İlk Görev

255 58 98
                                    


Evde her zamanki gibi klasik bir akşam. Anya ödevlerini bitirdikten sonra casus animesini izleyip uyur, Violet bütün gece odasından çıkmayıp ödev yapar ve resim çizer. Her gün olan kısmı geçelim.

Violet nihayet herkesin odasına çekilip uyuduğundan emin olunca çizim defterini kapatıp komidinin üzerine koydu. Loid yarım saat önce gelip artık uyumasını söylemiş ve odasına gitmişti, bu süre içinde uykuya daldığını tahmin ediyordu. Yatağın altından kıyafetlerini aldı ve hızlıca üstünü değiştirip hazır duran çantasına telefonunu attı ve pencerenin önüne geldi. Gece evden kaçmak rutini haline gelmişti neredeyse. Pencereyi açıp sessizce aşağı atladı ve ezberlediği yollardan koşmaya başladı.

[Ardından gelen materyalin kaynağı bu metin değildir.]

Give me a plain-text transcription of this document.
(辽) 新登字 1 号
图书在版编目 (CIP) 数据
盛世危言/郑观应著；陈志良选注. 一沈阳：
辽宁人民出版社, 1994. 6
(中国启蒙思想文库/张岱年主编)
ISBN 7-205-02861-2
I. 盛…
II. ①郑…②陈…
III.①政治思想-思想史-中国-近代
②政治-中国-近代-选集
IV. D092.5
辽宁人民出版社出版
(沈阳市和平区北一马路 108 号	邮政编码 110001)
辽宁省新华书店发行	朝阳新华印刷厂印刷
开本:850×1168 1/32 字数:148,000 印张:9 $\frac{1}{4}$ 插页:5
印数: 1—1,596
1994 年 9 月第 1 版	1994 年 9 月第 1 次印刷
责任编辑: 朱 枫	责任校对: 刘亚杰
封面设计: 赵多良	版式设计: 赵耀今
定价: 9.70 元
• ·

Kapıdaki adama siyah kartı gösterip içeri girdi ve doğrudan arka koridora geçti. Kapı onun geldiğini görmüş gibi kendi kendine açıldı, tabi ki bu arkasında duran Cedric sayesindeydi. İçeri girip kapı arkasından kapandığına sağında kalan çocuğun konuşmasını beklemeden karnına bir dirsek attı.

"Bu ne içindi?!"

"Bence sen benden iyi biliyorsun."

Cedric karnını tutarak yüzü buruşmuş halde koltuğa oturdu.

"Çok kabasın Violetta."

Violet Cedric'in karşısına oturup bacak bacak üstüne attı ve kollarını bağladı.

"Açıklama?"

"Mattheo'yu mu diyorsun?"

"Hıhı."

"Ne diyebilirim ki? Güzel para verdi."

"Tam bir pisliksin Cedric. Para için beni bile satarsın."

"Hey orada dur bakalım. Para için yapmayacağım sayılı şeylerden biri bu."

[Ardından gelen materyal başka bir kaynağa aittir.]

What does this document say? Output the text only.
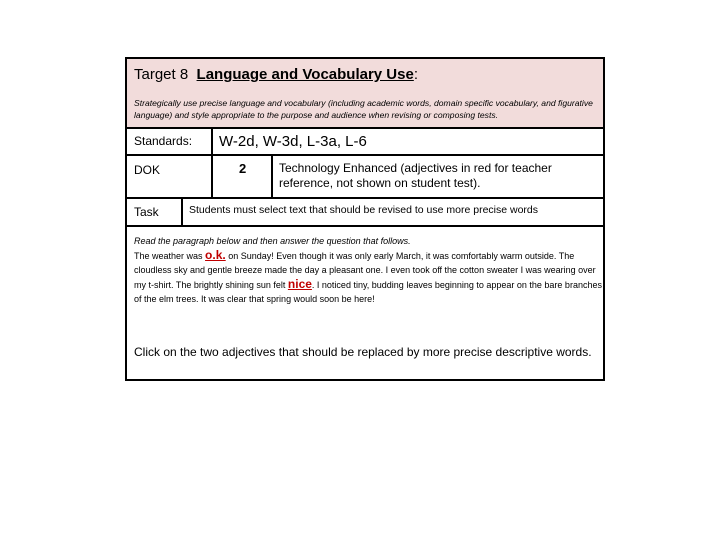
Target 8 Language and Vocabulary Use:
Strategically use precise language and vocabulary (including academic words, domain specific vocabulary, and figurative language) and style appropriate to the purpose and audience when revising or composing tests.
Standards: W-2d, W-3d, L-3a, L-6
DOK	2	Technology Enhanced (adjectives in red for teacher reference, not shown on student test).
Task	Students must select text that should be revised to use more precise words
Read the paragraph below and then answer the question that follows.
The weather was o.k. on Sunday! Even though it was only early March, it was comfortably warm outside. The cloudless sky and gentle breeze made the day a pleasant one. I even took off the cotton sweater I was wearing over my t-shirt. The brightly shining sun felt nice. I noticed tiny, budding leaves beginning to appear on the bare branches of the elm trees. It was clear that spring would soon be here!
Click on the two adjectives that should be replaced by more precise descriptive words.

"Hayatımda senin kadar paragöz başka kimse görmedim."

"Senin de paraya ihtiyacın vardı sanki? Bu geceki uykuna veda etsen iyi olur."

Cedric cebinden bir kağıt çıkarıp masaya koydu ve Violet'e doğru ittirdi.

"İlk görevin."

"Cidden mi... Açıkçası eve gidip uyumayı planlamıştım."

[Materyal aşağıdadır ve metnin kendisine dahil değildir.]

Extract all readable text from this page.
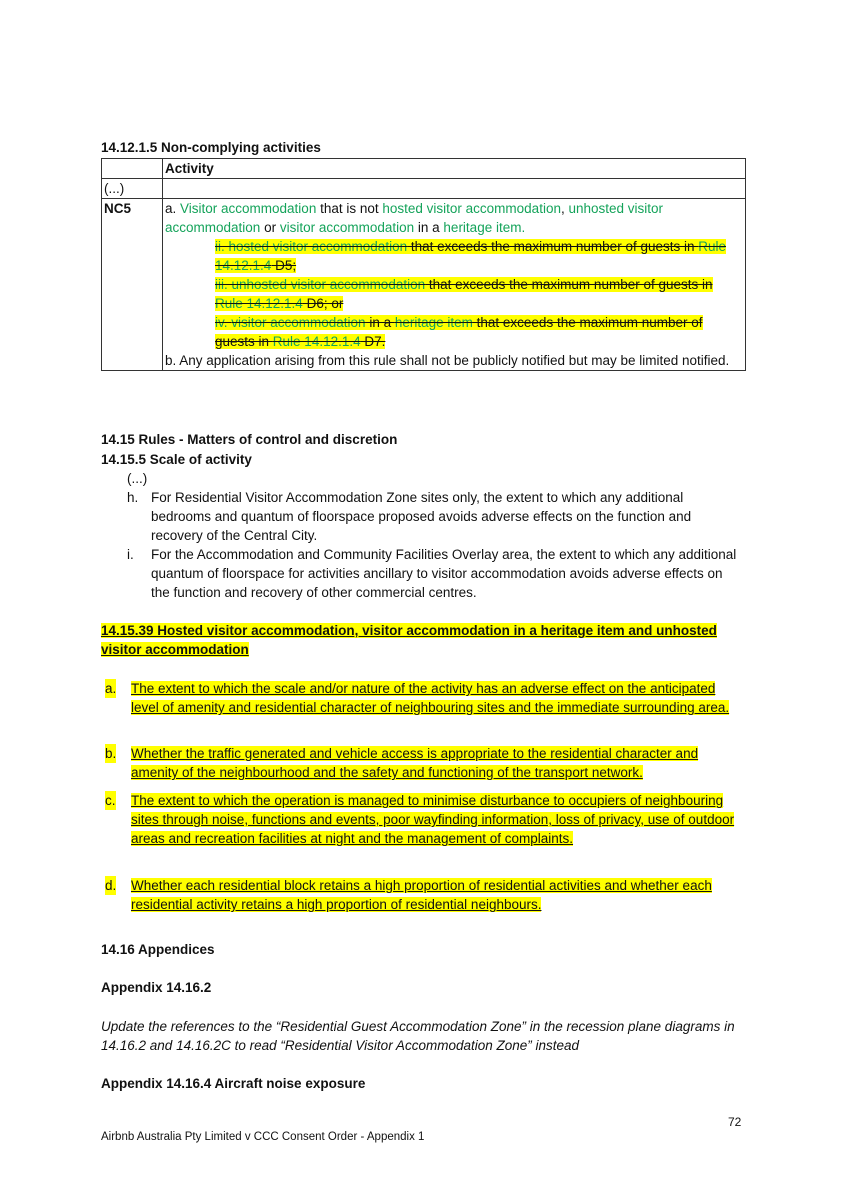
14.12.1.5 Non-complying activities
	Activity
(...)	
NC5	a. Visitor accommodation that is not hosted visitor accommodation, unhosted visitor accommodation or visitor accommodation in a heritage item.
ii. hosted visitor accommodation that exceeds the maximum number of guests in Rule 14.12.1.4 D5;
iii. unhosted visitor accommodation that exceeds the maximum number of guests in Rule 14.12.1.4 D6; or
iv. visitor accommodation in a heritage item that exceeds the maximum number of guests in Rule 14.12.1.4 D7.
b. Any application arising from this rule shall not be publicly notified but may be limited notified.
14.15 Rules - Matters of control and discretion
14.15.5 Scale of activity
(...)
h. For Residential Visitor Accommodation Zone sites only, the extent to which any additional bedrooms and quantum of floorspace proposed avoids adverse effects on the function and recovery of the Central City.
i. For the Accommodation and Community Facilities Overlay area, the extent to which any additional quantum of floorspace for activities ancillary to visitor accommodation avoids adverse effects on the function and recovery of other commercial centres.
14.15.39 Hosted visitor accommodation, visitor accommodation in a heritage item and unhosted visitor accommodation
a. The extent to which the scale and/or nature of the activity has an adverse effect on the anticipated level of amenity and residential character of neighbouring sites and the immediate surrounding area.
b. Whether the traffic generated and vehicle access is appropriate to the residential character and amenity of the neighbourhood and the safety and functioning of the transport network.
c. The extent to which the operation is managed to minimise disturbance to occupiers of neighbouring sites through noise, functions and events, poor wayfinding information, loss of privacy, use of outdoor areas and recreation facilities at night and the management of complaints.
d. Whether each residential block retains a high proportion of residential activities and whether each residential activity retains a high proportion of residential neighbours.
14.16 Appendices
Appendix 14.16.2
Update the references to the “Residential Guest Accommodation Zone” in the recession plane diagrams in 14.16.2 and 14.16.2C to read “Residential Visitor Accommodation Zone” instead
Appendix 14.16.4 Aircraft noise exposure
72
Airbnb Australia Pty Limited v CCC Consent Order - Appendix 1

Cedric kaşlarını kaldırıp kollarını bağlayarak tehdit edici bir şekilde bakınca Violet gözlerini devirip derin bir nefes verdi.

"Peki, peki."

Violet kağıdı alıp ayağa kalktı ve kapıya uzandı.

"Dikkatli ol Violetta."

"Olurum."

Kapıdan çıkıp arkasından kapattı ve dışarı çıktı. Bu saatlerde ıssız olması garip olan ara sokakta yavaşça ilerlerken elindeki kağıdı inceliyordu. Bir adres, öldürülecek kişinin adı ve resmi, ayrıca diğer ayrıntılar da yazıyordu. Kağıtla işi bitince çantasına koydu ve maskesi ile bıçağını çıkarıp o topuklularla nasıl ses yapmadığını anlayamadığım şekilde koşmaya başladı. Ne kadar hızlı olursa o kadar çabuk dönüp daha fazla uyuyacağını düşünüyordu.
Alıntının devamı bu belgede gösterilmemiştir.